Florida District Courts of Appeal, 2011

Flowers v. State

Flowers v. State
Florida District Courts of Appeal · Decided February 16, 2011 · Ciklin, Hazouri, Stevenson
54 So. 3d 1049; 2011 Fla. App. LEXIS 1921; 2011 WL 520545 (Southern Reporter, Third Series)

Flowers v. State

Opinion of the Court

PER CURIAM.

We affirm the trial court’s denial of appellant’s sixth motion for postconviction relief which argued that the decision in Arizona v. Gant, — U.S. -, 129 S.Ct. 1710, 173 L.Ed.2d 485 (2009), applies retroactively to his 1997 conviction. See Fla. R.Crim. P. 3.850(b)(2). This conviction became final when this court affirmed the judgment and sentence in 1998. Flowers v. State, 717 So.2d 1031 (Fla. 4th DCA 1998) (Table).

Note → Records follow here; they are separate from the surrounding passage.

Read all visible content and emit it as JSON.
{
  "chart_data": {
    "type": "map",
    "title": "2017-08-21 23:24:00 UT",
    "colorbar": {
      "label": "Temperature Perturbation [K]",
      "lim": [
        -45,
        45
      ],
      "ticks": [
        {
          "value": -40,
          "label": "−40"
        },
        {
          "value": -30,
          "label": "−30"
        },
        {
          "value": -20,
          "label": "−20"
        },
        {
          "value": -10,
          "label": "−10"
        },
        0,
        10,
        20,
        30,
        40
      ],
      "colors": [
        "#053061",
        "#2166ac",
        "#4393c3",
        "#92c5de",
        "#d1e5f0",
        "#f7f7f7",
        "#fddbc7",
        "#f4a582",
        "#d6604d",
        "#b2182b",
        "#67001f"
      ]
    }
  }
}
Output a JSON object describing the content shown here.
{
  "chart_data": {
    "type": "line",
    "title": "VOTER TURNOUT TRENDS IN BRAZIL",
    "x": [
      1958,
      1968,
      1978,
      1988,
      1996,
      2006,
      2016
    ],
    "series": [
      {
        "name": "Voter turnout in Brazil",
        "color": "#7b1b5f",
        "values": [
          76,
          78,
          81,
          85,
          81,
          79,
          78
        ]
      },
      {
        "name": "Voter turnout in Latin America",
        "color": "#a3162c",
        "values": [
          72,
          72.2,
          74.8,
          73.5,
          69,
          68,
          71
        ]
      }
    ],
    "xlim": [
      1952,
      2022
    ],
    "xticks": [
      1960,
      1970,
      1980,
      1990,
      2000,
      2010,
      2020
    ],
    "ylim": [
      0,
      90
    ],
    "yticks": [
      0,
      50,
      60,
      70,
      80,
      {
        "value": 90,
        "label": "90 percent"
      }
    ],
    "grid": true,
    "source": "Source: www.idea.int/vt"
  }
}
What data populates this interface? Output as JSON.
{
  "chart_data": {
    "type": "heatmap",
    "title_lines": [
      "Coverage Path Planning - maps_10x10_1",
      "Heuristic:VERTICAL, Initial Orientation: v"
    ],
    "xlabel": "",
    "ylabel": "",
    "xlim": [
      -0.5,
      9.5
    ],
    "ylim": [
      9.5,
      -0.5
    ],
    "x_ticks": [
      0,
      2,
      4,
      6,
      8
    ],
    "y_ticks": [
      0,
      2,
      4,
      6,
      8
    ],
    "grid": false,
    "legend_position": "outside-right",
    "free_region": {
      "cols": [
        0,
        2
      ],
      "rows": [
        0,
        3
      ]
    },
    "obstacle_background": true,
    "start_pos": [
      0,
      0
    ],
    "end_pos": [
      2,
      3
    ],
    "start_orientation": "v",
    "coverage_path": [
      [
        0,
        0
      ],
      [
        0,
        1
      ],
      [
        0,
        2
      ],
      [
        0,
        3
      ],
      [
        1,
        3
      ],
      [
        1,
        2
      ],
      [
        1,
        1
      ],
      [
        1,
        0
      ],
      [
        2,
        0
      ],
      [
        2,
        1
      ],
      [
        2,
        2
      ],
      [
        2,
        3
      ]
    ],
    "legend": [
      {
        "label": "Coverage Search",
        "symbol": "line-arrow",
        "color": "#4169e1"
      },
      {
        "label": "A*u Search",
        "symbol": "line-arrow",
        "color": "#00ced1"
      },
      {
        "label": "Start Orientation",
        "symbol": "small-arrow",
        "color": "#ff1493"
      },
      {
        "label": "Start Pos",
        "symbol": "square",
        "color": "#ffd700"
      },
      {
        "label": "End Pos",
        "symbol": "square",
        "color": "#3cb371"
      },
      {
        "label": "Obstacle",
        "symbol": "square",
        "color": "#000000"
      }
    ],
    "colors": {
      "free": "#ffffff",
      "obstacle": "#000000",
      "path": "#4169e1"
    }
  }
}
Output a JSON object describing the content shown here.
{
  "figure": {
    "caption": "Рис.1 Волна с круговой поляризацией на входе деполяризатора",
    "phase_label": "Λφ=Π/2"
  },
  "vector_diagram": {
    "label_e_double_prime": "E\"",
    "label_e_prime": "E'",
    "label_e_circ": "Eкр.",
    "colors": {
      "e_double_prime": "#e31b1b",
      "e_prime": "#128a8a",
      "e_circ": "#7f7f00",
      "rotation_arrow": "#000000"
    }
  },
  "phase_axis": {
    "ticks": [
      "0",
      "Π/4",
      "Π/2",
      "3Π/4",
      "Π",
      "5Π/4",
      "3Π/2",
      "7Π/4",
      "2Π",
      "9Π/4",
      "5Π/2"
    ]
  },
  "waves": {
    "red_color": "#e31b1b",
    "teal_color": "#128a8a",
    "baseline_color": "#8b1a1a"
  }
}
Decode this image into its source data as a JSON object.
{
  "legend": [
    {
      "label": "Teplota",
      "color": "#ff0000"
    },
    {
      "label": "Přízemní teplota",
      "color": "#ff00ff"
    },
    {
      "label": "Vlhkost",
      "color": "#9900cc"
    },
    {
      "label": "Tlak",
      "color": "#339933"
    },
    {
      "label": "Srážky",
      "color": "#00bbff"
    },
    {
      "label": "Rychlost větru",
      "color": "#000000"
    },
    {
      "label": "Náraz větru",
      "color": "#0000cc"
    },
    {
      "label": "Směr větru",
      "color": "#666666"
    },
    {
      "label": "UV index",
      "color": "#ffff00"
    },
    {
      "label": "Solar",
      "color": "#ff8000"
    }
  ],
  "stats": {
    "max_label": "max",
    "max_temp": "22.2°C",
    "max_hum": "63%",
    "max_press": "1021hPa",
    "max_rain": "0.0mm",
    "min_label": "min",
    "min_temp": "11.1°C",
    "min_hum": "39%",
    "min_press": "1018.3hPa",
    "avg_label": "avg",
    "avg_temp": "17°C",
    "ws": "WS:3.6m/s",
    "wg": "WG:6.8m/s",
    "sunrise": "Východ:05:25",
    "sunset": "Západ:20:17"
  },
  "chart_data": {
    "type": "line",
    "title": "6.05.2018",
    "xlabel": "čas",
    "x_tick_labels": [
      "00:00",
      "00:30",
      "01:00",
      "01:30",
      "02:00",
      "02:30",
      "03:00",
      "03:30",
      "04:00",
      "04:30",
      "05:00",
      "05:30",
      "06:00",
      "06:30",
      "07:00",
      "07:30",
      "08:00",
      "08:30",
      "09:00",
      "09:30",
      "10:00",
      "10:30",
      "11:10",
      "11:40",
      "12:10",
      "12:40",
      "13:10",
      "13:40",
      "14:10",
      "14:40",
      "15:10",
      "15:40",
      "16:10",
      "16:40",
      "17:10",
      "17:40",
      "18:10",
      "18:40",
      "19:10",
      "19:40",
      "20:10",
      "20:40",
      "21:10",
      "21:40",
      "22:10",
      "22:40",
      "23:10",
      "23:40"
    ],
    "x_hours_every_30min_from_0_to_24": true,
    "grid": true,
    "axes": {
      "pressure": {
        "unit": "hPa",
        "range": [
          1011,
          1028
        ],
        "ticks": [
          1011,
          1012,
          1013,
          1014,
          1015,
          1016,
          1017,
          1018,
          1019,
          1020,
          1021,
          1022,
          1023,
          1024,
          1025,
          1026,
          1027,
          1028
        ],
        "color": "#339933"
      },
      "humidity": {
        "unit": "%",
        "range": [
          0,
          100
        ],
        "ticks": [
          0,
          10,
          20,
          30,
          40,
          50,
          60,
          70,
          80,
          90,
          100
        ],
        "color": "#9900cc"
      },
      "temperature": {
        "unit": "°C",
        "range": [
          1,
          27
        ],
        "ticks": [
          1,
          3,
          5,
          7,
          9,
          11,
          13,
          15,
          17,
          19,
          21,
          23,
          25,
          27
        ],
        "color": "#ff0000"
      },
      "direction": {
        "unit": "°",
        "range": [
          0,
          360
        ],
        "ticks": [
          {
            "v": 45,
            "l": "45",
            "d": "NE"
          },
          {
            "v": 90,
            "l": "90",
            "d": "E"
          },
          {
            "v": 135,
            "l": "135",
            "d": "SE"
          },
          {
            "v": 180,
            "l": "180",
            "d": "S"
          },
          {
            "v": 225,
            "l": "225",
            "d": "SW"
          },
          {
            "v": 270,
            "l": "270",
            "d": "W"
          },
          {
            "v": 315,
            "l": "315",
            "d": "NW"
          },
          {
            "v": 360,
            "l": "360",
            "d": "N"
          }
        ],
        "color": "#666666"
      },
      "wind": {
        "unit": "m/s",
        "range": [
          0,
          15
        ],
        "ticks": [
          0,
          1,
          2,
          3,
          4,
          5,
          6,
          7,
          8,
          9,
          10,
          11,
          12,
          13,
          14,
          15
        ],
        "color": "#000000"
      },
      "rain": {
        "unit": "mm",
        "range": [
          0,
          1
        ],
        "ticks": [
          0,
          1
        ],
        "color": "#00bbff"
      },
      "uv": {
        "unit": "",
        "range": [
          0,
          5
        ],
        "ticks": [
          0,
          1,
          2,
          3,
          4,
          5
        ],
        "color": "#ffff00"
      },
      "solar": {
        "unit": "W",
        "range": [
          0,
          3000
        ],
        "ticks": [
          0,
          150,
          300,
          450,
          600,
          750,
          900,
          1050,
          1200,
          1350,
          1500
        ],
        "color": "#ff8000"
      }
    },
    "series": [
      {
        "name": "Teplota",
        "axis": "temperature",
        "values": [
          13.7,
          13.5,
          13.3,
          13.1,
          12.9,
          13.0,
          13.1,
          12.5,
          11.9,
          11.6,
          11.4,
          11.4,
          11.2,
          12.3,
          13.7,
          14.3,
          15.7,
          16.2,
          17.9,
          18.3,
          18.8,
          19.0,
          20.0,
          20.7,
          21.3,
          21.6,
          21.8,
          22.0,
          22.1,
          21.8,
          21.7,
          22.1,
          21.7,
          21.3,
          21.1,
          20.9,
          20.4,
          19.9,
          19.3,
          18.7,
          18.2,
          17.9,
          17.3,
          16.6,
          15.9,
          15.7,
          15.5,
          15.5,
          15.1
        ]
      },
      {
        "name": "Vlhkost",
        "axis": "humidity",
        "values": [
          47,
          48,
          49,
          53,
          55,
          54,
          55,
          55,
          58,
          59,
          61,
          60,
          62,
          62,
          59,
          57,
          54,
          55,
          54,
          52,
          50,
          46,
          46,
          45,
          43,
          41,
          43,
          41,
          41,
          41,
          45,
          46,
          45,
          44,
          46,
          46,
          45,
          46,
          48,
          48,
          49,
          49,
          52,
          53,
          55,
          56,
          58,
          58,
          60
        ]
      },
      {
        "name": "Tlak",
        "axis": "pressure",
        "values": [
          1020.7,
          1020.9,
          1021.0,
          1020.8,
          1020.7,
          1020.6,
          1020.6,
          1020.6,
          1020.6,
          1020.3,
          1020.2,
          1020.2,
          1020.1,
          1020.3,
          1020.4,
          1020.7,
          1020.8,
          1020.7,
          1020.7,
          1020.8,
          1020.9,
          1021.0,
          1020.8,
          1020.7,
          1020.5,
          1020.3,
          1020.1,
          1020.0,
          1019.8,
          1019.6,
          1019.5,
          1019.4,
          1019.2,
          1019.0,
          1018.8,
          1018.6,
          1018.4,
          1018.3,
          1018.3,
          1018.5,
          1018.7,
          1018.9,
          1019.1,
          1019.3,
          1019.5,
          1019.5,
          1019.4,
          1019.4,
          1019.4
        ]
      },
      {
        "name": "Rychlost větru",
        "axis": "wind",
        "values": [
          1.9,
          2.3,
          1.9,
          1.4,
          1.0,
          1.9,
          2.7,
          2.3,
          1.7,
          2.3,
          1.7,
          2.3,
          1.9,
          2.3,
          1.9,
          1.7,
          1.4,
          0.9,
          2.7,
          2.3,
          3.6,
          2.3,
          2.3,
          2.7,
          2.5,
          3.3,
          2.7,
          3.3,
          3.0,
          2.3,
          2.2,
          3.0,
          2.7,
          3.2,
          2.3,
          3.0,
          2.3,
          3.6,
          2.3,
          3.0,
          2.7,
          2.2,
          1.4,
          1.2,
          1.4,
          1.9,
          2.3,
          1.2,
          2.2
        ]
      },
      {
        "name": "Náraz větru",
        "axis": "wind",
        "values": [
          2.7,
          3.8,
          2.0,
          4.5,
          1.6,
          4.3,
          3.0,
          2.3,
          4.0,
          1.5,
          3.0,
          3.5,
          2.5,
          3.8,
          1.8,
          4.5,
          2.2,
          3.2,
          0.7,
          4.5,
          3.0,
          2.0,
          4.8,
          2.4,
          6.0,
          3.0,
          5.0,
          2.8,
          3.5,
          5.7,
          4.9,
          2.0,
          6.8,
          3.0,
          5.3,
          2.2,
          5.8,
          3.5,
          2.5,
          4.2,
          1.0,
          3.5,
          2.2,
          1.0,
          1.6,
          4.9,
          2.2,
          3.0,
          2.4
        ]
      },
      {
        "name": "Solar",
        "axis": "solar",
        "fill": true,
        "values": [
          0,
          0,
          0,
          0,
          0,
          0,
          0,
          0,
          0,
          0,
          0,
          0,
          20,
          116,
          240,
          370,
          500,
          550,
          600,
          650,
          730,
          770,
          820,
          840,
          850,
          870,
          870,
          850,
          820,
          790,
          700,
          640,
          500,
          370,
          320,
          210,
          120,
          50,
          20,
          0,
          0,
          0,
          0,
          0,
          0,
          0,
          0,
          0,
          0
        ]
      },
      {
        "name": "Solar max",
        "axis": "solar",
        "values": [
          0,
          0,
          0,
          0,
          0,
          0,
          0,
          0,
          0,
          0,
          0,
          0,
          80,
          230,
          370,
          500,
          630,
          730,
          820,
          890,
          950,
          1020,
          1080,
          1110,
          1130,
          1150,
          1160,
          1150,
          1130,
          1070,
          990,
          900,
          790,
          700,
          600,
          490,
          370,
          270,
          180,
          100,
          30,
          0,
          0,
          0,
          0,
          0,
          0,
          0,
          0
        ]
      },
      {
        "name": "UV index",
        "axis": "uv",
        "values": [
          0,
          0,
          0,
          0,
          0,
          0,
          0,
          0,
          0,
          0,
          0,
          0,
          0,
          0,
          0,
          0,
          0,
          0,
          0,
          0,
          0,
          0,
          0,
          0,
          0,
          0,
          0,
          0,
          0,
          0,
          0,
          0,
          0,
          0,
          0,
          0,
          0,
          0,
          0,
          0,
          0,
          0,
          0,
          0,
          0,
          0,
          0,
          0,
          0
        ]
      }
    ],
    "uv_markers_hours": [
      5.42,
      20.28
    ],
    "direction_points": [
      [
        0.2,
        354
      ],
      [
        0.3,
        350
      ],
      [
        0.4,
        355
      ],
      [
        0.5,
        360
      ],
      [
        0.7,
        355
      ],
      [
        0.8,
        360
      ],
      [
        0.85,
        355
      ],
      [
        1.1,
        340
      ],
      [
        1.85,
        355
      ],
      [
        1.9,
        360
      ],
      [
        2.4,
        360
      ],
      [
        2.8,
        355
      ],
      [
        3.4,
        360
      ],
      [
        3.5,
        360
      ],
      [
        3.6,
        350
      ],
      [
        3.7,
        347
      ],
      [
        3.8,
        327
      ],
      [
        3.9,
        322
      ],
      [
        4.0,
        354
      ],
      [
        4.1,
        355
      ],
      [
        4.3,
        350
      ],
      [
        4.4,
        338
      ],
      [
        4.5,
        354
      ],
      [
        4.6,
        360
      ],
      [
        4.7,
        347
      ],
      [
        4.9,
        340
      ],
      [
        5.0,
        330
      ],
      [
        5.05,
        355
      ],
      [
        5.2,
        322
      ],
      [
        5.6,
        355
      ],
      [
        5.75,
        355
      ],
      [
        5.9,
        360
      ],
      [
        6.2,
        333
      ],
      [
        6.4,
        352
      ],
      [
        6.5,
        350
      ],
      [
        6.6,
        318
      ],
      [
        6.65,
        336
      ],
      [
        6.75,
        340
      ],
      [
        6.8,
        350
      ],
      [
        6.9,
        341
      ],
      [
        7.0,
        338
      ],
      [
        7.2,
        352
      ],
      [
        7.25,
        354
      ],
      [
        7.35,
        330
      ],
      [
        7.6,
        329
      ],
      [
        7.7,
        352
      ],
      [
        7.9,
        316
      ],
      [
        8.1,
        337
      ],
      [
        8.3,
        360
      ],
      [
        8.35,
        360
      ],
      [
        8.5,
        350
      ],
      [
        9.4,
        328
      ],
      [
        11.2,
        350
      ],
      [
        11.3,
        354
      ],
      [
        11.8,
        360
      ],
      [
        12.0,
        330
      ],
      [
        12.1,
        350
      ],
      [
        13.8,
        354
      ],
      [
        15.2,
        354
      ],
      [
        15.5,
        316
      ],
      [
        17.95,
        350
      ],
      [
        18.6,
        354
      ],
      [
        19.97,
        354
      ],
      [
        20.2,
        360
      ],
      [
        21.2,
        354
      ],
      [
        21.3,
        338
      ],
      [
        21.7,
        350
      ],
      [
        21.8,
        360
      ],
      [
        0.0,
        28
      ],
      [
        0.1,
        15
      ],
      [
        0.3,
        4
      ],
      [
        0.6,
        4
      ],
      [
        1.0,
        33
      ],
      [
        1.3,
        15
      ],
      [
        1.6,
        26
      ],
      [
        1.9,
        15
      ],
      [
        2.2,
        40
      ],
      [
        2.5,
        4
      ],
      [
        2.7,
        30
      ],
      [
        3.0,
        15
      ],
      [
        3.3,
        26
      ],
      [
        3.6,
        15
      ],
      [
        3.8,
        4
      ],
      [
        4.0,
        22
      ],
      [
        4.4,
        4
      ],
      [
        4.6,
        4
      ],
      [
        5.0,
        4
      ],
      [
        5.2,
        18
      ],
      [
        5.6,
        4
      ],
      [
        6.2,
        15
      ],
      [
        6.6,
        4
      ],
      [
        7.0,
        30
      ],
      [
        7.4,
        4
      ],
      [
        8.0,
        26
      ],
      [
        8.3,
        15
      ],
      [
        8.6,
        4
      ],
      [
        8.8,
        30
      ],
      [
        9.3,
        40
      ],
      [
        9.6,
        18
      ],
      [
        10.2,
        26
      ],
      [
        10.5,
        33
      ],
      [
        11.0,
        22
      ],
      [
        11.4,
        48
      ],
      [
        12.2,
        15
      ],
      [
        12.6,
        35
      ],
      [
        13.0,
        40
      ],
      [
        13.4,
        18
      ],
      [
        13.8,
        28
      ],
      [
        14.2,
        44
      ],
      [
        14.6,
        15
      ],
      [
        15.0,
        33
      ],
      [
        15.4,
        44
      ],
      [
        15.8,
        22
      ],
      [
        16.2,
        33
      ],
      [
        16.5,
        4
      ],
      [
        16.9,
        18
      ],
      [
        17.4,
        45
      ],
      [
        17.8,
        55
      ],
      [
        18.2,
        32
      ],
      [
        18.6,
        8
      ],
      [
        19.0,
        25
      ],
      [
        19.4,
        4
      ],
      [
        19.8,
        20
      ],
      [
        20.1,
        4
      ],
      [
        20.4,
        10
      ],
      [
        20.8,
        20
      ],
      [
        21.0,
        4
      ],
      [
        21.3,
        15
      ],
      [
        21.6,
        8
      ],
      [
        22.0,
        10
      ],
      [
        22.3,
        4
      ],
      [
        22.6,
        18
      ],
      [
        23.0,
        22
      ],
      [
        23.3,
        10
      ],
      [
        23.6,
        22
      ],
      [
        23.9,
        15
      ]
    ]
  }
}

Applying the retroactivity analysis of Witt v. State, 387 So.2d 922 (Fla. 1980), we hold that the decision in Gant is an evolutionary refinement in Fourth Amendment law and not a development of fundamental significance, a major constitutional change, or jurisprudential upheaval that requires retroactive application to cases on collateral review. See, e.g., Hughes v. State, 901 So.2d 837 (Fla. 2005); Johnson v. State, 904 So.2d 400 (Fla. 2005); Chandler v. Crosby, 916 So.2d 728 (Fla. 2005); State v. Barnum, 921 So.2d 513 (Fla. 2005).

Additionally, we note that, under the facts of this case, Gant would not have compelled a different result on appellant’s 1997 motion to suppress.

Affirmed.

STEVENSON, HAZOURI and CIKLIN, JJ., concur.